Поженились родители в 1914 году, еще перед Первой мировой войной, во время некоторого перерыва в военной службе отца. Мать была его дальняя родственница. Такие родственные браки по сватовству были приняты в еврейской среде. Мать была девушка образованная – успела поучиться в школе для чиновников.

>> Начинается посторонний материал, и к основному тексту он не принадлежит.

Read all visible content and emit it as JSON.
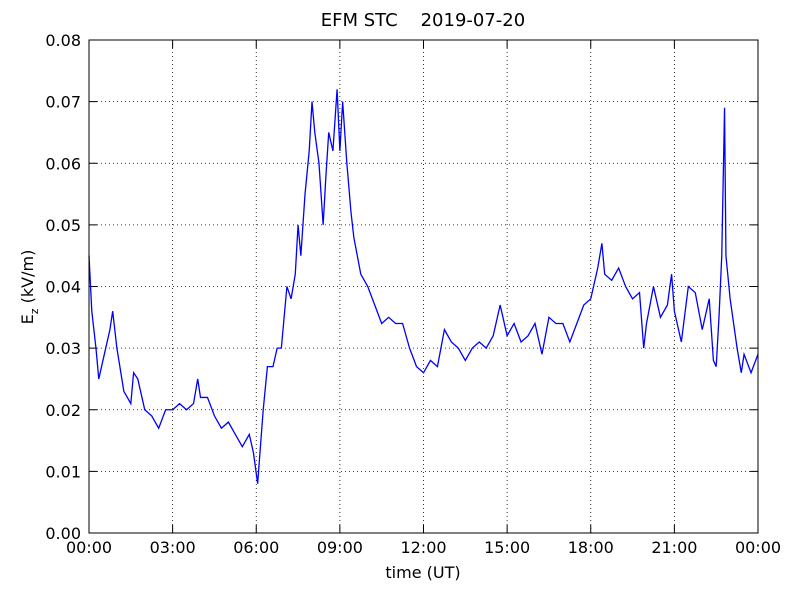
{
  "chart_data": {
    "type": "line",
    "title": "EFM STC    2019-07-20",
    "x_label": "time (UT)",
    "y_label": {
      "symbol": "E",
      "subscript": "z",
      "unit": " (kV/m)"
    },
    "grid": true,
    "xlim": [
      0,
      24
    ],
    "xticks": [
      {
        "value": 0,
        "label": "00:00"
      },
      {
        "value": 3,
        "label": "03:00"
      },
      {
        "value": 6,
        "label": "06:00"
      },
      {
        "value": 9,
        "label": "09:00"
      },
      {
        "value": 12,
        "label": "12:00"
      },
      {
        "value": 15,
        "label": "15:00"
      },
      {
        "value": 18,
        "label": "18:00"
      },
      {
        "value": 21,
        "label": "21:00"
      },
      {
        "value": 24,
        "label": "00:00"
      }
    ],
    "ylim": [
      0,
      0.08
    ],
    "yticks": [
      {
        "value": 0,
        "label": "0.00"
      },
      0.01,
      0.02,
      0.03,
      0.04,
      0.05,
      0.06,
      0.07,
      0.08
    ],
    "series": [
      {
        "color": "#0000ff",
        "x": [
          0.0,
          0.1,
          0.25,
          0.35,
          0.5,
          0.75,
          0.85,
          1.0,
          1.25,
          1.5,
          1.6,
          1.75,
          2.0,
          2.25,
          2.5,
          2.75,
          3.0,
          3.25,
          3.5,
          3.75,
          3.9,
          4.0,
          4.25,
          4.5,
          4.75,
          5.0,
          5.25,
          5.5,
          5.75,
          5.9,
          6.05,
          6.25,
          6.4,
          6.6,
          6.75,
          6.9,
          7.1,
          7.25,
          7.4,
          7.5,
          7.6,
          7.75,
          7.9,
          8.0,
          8.1,
          8.25,
          8.4,
          8.5,
          8.6,
          8.75,
          8.9,
          9.0,
          9.1,
          9.25,
          9.4,
          9.5,
          9.75,
          10.0,
          10.25,
          10.5,
          10.75,
          11.0,
          11.25,
          11.5,
          11.75,
          12.0,
          12.25,
          12.5,
          12.75,
          13.0,
          13.25,
          13.5,
          13.75,
          14.0,
          14.25,
          14.5,
          14.75,
          15.0,
          15.25,
          15.5,
          15.75,
          16.0,
          16.25,
          16.5,
          16.75,
          17.0,
          17.25,
          17.5,
          17.75,
          18.0,
          18.25,
          18.4,
          18.5,
          18.75,
          19.0,
          19.25,
          19.5,
          19.75,
          19.9,
          20.0,
          20.25,
          20.5,
          20.75,
          20.9,
          21.0,
          21.25,
          21.5,
          21.75,
          22.0,
          22.25,
          22.4,
          22.5,
          22.6,
          22.7,
          22.8,
          22.85,
          23.0,
          23.25,
          23.4,
          23.5,
          23.75,
          24.0
        ],
        "values": [
          0.045,
          0.036,
          0.03,
          0.025,
          0.028,
          0.033,
          0.036,
          0.03,
          0.023,
          0.021,
          0.026,
          0.025,
          0.02,
          0.019,
          0.017,
          0.02,
          0.02,
          0.021,
          0.02,
          0.021,
          0.025,
          0.022,
          0.022,
          0.019,
          0.017,
          0.018,
          0.016,
          0.014,
          0.016,
          0.013,
          0.008,
          0.02,
          0.027,
          0.027,
          0.03,
          0.03,
          0.04,
          0.038,
          0.042,
          0.05,
          0.045,
          0.055,
          0.062,
          0.07,
          0.065,
          0.06,
          0.05,
          0.058,
          0.065,
          0.062,
          0.072,
          0.062,
          0.07,
          0.06,
          0.052,
          0.048,
          0.042,
          0.04,
          0.037,
          0.034,
          0.035,
          0.034,
          0.034,
          0.03,
          0.027,
          0.026,
          0.028,
          0.027,
          0.033,
          0.031,
          0.03,
          0.028,
          0.03,
          0.031,
          0.03,
          0.032,
          0.037,
          0.032,
          0.034,
          0.031,
          0.032,
          0.034,
          0.029,
          0.035,
          0.034,
          0.034,
          0.031,
          0.034,
          0.037,
          0.038,
          0.043,
          0.047,
          0.042,
          0.041,
          0.043,
          0.04,
          0.038,
          0.039,
          0.03,
          0.034,
          0.04,
          0.035,
          0.037,
          0.042,
          0.036,
          0.031,
          0.04,
          0.039,
          0.033,
          0.038,
          0.028,
          0.027,
          0.035,
          0.045,
          0.069,
          0.045,
          0.038,
          0.03,
          0.026,
          0.029,
          0.026,
          0.029
        ]
      }
    ]
  }
}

Брак их был поздний. Теперь, когда ушло столько времени, я думаю, что они любили друг друга, но уж очень они были несхожи по характеру. Мать была на два года старше отца, ей было уже тридцать, то есть старая дева – по обычаям того времени и тех мест девиц выдавали замуж обыкновенно не позднее шестнадцати. За матерью было приданое, в наследство от тети ей достался дом с корчмой. Еще до замужества у нее было свое дело. Доход, правда, это дело приносило ничтожный, а работа была тяжелая – мать едва сводила концы с концами, но всю жизнь у нее сохранялась какая-то смешная иллюзия значительности своего состояния: большинство окружающих было еще беднее. Выходя замуж, мать рассчитывала, что муж займется корчмой. Тогда она еще не знала, что выбрала себе в мужья очень непрактичного человека.

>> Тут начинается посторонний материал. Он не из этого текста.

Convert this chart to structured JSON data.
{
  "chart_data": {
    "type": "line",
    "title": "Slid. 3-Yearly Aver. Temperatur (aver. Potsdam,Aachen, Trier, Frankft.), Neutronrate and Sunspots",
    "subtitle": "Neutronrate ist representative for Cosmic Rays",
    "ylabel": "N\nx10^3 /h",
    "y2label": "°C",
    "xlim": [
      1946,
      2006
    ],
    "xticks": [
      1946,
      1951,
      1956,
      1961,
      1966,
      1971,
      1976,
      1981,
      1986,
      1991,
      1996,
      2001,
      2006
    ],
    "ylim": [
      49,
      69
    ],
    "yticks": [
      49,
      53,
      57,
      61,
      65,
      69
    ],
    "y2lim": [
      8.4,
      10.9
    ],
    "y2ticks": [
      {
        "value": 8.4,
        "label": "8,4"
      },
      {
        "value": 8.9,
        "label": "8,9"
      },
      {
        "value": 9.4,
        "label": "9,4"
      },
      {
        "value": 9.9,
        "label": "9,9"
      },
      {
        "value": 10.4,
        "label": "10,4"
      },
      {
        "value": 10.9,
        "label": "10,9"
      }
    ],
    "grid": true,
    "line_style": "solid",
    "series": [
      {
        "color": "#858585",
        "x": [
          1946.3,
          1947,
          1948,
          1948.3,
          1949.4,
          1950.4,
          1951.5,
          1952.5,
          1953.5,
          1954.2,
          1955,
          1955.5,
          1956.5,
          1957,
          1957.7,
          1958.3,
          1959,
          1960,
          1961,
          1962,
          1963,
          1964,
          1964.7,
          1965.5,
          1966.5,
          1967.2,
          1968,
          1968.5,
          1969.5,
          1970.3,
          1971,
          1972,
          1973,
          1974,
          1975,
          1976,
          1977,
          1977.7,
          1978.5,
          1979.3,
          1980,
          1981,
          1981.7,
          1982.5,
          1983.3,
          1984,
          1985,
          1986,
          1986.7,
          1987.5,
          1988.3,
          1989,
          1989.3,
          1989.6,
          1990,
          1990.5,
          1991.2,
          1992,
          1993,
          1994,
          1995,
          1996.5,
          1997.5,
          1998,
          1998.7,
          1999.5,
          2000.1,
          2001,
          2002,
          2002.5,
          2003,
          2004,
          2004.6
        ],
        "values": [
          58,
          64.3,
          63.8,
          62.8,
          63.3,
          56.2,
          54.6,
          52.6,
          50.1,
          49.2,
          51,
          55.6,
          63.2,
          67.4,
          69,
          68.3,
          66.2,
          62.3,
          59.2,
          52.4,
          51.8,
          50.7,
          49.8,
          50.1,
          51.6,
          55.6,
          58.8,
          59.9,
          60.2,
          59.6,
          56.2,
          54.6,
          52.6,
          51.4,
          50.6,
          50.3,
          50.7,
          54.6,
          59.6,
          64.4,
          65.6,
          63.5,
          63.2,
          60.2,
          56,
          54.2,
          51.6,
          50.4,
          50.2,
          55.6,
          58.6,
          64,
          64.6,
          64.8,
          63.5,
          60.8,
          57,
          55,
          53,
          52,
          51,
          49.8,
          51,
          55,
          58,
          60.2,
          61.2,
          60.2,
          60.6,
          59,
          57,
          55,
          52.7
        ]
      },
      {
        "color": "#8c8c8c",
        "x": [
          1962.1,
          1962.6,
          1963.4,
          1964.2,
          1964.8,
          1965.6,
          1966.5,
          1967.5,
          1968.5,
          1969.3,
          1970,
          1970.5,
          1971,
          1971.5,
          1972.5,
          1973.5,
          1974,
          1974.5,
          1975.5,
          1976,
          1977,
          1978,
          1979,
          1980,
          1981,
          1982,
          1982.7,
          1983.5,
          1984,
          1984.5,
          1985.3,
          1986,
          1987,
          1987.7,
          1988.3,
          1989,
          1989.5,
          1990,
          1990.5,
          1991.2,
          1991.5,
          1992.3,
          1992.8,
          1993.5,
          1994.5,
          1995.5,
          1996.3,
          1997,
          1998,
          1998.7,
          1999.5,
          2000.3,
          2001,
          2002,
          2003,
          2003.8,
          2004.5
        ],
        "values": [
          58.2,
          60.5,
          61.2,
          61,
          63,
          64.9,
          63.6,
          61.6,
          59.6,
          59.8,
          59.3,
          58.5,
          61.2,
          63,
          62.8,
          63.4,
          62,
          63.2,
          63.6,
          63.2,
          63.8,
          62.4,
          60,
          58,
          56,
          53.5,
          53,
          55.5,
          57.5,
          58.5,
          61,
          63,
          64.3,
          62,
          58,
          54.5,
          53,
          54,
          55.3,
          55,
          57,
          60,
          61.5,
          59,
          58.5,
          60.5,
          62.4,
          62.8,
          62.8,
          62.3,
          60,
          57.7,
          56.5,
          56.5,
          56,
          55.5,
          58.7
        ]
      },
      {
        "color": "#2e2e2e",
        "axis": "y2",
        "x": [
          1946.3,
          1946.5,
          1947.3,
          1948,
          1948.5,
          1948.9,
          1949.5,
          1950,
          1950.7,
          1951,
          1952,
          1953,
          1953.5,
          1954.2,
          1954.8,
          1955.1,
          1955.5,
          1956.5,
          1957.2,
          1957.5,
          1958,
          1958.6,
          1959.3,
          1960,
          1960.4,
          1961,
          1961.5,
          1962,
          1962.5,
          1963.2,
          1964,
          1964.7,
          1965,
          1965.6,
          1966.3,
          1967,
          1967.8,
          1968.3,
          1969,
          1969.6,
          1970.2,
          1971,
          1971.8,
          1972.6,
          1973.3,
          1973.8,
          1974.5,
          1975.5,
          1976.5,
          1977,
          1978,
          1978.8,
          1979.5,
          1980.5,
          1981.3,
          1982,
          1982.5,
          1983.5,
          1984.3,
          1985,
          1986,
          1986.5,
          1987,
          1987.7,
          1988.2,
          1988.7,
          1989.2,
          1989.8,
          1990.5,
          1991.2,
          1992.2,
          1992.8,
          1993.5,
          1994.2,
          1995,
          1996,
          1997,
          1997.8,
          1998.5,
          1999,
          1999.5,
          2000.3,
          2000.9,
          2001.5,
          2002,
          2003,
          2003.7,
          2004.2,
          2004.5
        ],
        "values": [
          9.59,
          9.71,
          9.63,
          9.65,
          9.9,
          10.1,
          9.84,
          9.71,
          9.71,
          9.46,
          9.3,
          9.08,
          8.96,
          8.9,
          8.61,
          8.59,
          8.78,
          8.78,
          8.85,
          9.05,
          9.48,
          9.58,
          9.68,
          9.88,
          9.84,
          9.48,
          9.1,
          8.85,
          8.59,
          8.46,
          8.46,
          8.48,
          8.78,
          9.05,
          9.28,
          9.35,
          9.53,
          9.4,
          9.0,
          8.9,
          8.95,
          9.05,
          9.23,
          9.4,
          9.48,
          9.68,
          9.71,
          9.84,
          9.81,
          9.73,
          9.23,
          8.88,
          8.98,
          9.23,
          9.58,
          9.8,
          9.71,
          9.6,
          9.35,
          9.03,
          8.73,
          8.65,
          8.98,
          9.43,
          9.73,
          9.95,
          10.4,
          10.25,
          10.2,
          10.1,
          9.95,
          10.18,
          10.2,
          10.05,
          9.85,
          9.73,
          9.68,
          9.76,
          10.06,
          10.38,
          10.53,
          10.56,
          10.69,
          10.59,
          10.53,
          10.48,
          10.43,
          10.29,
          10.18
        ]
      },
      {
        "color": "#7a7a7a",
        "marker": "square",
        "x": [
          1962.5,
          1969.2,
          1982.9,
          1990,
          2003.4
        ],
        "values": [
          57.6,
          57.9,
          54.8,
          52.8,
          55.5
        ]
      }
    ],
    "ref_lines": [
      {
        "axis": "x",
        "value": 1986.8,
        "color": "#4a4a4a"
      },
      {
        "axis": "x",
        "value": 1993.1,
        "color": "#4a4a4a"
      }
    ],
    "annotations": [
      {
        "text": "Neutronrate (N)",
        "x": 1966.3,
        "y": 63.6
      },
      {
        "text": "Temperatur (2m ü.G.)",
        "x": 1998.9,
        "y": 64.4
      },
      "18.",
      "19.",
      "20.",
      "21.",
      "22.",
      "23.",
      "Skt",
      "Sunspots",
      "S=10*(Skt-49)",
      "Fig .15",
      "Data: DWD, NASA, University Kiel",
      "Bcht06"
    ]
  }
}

Работа в корчме отцу не нравилась, он тянулся к людям образованным, умным, а здесь все общение – пьяные польские крестьяне. Но он не долго торговал водкой – началась Первая мировая война, и он пошел воевать. Мать вернулась к торговле, отец – к пушкам. Сохранилась его фотография тех лет – бравый солдат с усами, в нарядной военной форме. Смотрит гордо. К 1918 году все поменялось: война проиграна, а родная деревня отошла к Польше. Из культурной немецкоязычной Австрии все как будто переехали в бедную и отсталую Польшу. Отец до конца жизни держался немецкой ориентации. С польского он всегда охотно переходил на немецкий. На идише, основном языке польского еврейства, в доме почти не говорили. В 1922 году родился мой старший брат. Он был поздний ребенок, но не последний. Спустя два года родился я. Нас назвали традиционными еврейскими именами – Даниэль и Авигдор, но в документах стояли благородные арийские имена – Дитер и Вильфрид. Это имена нашего детства, так нас звали в школе. Брат вернулся к своему древнему имени, когда стал монахом, а я – приехав в Палестину.

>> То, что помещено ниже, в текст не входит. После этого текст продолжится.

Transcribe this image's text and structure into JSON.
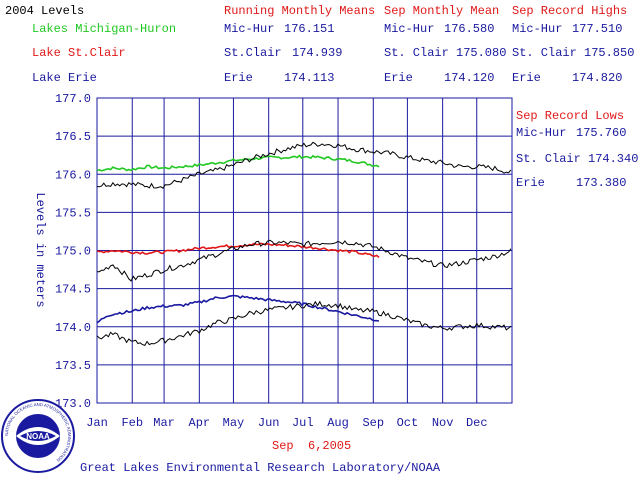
{
  "header": {
    "year_label": "2004 Levels",
    "running_title": "Running Monthly Means",
    "sep_mean_title": "Sep Monthly Mean",
    "sep_high_title": "Sep Record Highs",
    "sep_low_title": "Sep Record Lows"
  },
  "lakes": [
    {
      "name": "Lakes Michigan-Huron",
      "short": "Mic-Hur",
      "running_mean": "176.151",
      "sep_mean_name": "Mic-Hur",
      "sep_mean": "176.580",
      "sep_high_name": "Mic-Hur",
      "sep_high": "177.510",
      "sep_low_name": "Mic-Hur",
      "sep_low": "175.760",
      "color": "#22c822"
    },
    {
      "name": "Lake St.Clair",
      "short": "St.Clair",
      "running_mean": "174.939",
      "sep_mean_name": "St. Clair",
      "sep_mean": "175.080",
      "sep_high_name": "St. Clair",
      "sep_high": "175.850",
      "sep_low_name": "St. Clair",
      "sep_low": "174.340",
      "color": "#e01818"
    },
    {
      "name": "Lake Erie",
      "short": "Erie",
      "running_mean": "174.113",
      "sep_mean_name": "Erie",
      "sep_mean": "174.120",
      "sep_high_name": "Erie",
      "sep_high": "174.820",
      "sep_low_name": "Erie",
      "sep_low": "173.380",
      "color": "#1a1aa0"
    }
  ],
  "date_label": "Sep  6,2005",
  "footer": "Great Lakes Environmental Research Laboratory/NOAA",
  "logo_text": "NOAA",
  "logo_ring_text": "NATIONAL OCEANIC AND ATMOSPHERIC ADMINISTRATION",
  "chart_data": {
    "type": "line",
    "ylabel": "Levels in meters",
    "ylim": [
      173.0,
      177.0
    ],
    "yticks": [
      "177.0",
      "176.5",
      "176.0",
      "175.5",
      "175.0",
      "174.5",
      "174.0",
      "173.5",
      "173.0"
    ],
    "categories": [
      "Jan",
      "Feb",
      "Mar",
      "Apr",
      "May",
      "Jun",
      "Jul",
      "Aug",
      "Sep",
      "Oct",
      "Nov",
      "Dec"
    ],
    "grid": true,
    "x_unit": "day of year",
    "series": [
      {
        "lake": "Lakes Michigan-Huron",
        "kind": "current",
        "color": "#22c822",
        "x": [
          1,
          15,
          31,
          45,
          60,
          75,
          91,
          106,
          121,
          136,
          152,
          167,
          182,
          197,
          213,
          228,
          244,
          250
        ],
        "values": [
          176.05,
          176.08,
          176.06,
          176.1,
          176.08,
          176.1,
          176.12,
          176.15,
          176.18,
          176.2,
          176.22,
          176.22,
          176.23,
          176.22,
          176.2,
          176.17,
          176.12,
          176.11
        ]
      },
      {
        "lake": "Lakes Michigan-Huron",
        "kind": "previous",
        "color": "#000000",
        "x": [
          1,
          15,
          31,
          45,
          60,
          75,
          91,
          106,
          121,
          136,
          152,
          167,
          182,
          197,
          213,
          228,
          244,
          259,
          274,
          289,
          305,
          320,
          335,
          350,
          366
        ],
        "values": [
          175.85,
          175.88,
          175.87,
          175.85,
          175.85,
          175.92,
          176.0,
          176.05,
          176.12,
          176.2,
          176.27,
          176.33,
          176.38,
          176.4,
          176.38,
          176.33,
          176.3,
          176.27,
          176.22,
          176.18,
          176.15,
          176.1,
          176.1,
          176.08,
          176.02
        ]
      },
      {
        "lake": "Lake St.Clair",
        "kind": "current",
        "color": "#e01818",
        "x": [
          1,
          15,
          31,
          45,
          60,
          75,
          91,
          106,
          121,
          136,
          152,
          167,
          182,
          197,
          213,
          228,
          244,
          250
        ],
        "values": [
          174.98,
          175.0,
          174.98,
          174.97,
          174.98,
          175.0,
          175.03,
          175.05,
          175.06,
          175.08,
          175.08,
          175.07,
          175.05,
          175.03,
          175.0,
          174.98,
          174.93,
          174.92
        ]
      },
      {
        "lake": "Lake St.Clair",
        "kind": "previous",
        "color": "#000000",
        "x": [
          1,
          15,
          31,
          45,
          60,
          75,
          91,
          106,
          121,
          136,
          152,
          167,
          182,
          197,
          213,
          228,
          244,
          259,
          274,
          289,
          305,
          320,
          335,
          350,
          366
        ],
        "values": [
          174.7,
          174.82,
          174.62,
          174.68,
          174.75,
          174.8,
          174.88,
          174.95,
          175.02,
          175.08,
          175.1,
          175.1,
          175.08,
          175.1,
          175.12,
          175.1,
          175.05,
          174.98,
          174.9,
          174.85,
          174.8,
          174.83,
          174.88,
          174.92,
          175.0
        ]
      },
      {
        "lake": "Lake Erie",
        "kind": "current",
        "color": "#1a1aa0",
        "x": [
          1,
          10,
          20,
          31,
          45,
          60,
          75,
          91,
          106,
          121,
          136,
          152,
          167,
          182,
          197,
          213,
          228,
          244,
          250
        ],
        "values": [
          174.05,
          174.15,
          174.18,
          174.2,
          174.25,
          174.27,
          174.28,
          174.32,
          174.38,
          174.4,
          174.38,
          174.35,
          174.33,
          174.3,
          174.25,
          174.2,
          174.15,
          174.1,
          174.08
        ]
      },
      {
        "lake": "Lake Erie",
        "kind": "previous",
        "color": "#000000",
        "x": [
          1,
          15,
          31,
          45,
          60,
          75,
          91,
          106,
          121,
          136,
          152,
          167,
          182,
          197,
          213,
          228,
          244,
          259,
          274,
          289,
          305,
          320,
          335,
          350,
          366
        ],
        "values": [
          173.85,
          173.9,
          173.8,
          173.78,
          173.82,
          173.88,
          173.95,
          174.05,
          174.1,
          174.18,
          174.22,
          174.25,
          174.28,
          174.3,
          174.28,
          174.22,
          174.2,
          174.15,
          174.08,
          174.02,
          173.98,
          174.0,
          174.02,
          174.0,
          173.98
        ]
      }
    ]
  }
}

Жизнь у семьи была очень трудная. Мать постоянно крутилась по хозяйству и в корчме. Потом отец купил лавку – корчма ему была не по душе. Эта лавочка оказалась первой в ряду его коммерческих неудач. Все начинания проваливались, но первые годы мать, вероятно, еще питала какие-то иллюзии относительно деловых способностей мужа. Потом стало ясно, что единственное, в чем он преуспевал, были долги. В те годы мы отца обожали и проводили с ним много времени. У него было военно-романтическое прошлое, он постоянно рассказывал о службе в армии. Это была одна из лучших ролей его жизни – солдатская. Воевал он когда-то в австрийской армии, но именно немецкая военная машина представлялась ему верхом совершенства, и он держал перед нами, малышами, восторженные речи о Бисмарке и о Клаузевице. Он так и не увидел сокрушительного краха немецкого милитаризма, поскольку был перемолот этим совершенным механизмом вместе с шестью миллионами своих единоверцев. Кажется, он так и не успел расстаться с последней иллюзией – о превосходстве немецкой культуры в мире. Он читал Гете и обожал Моцарта.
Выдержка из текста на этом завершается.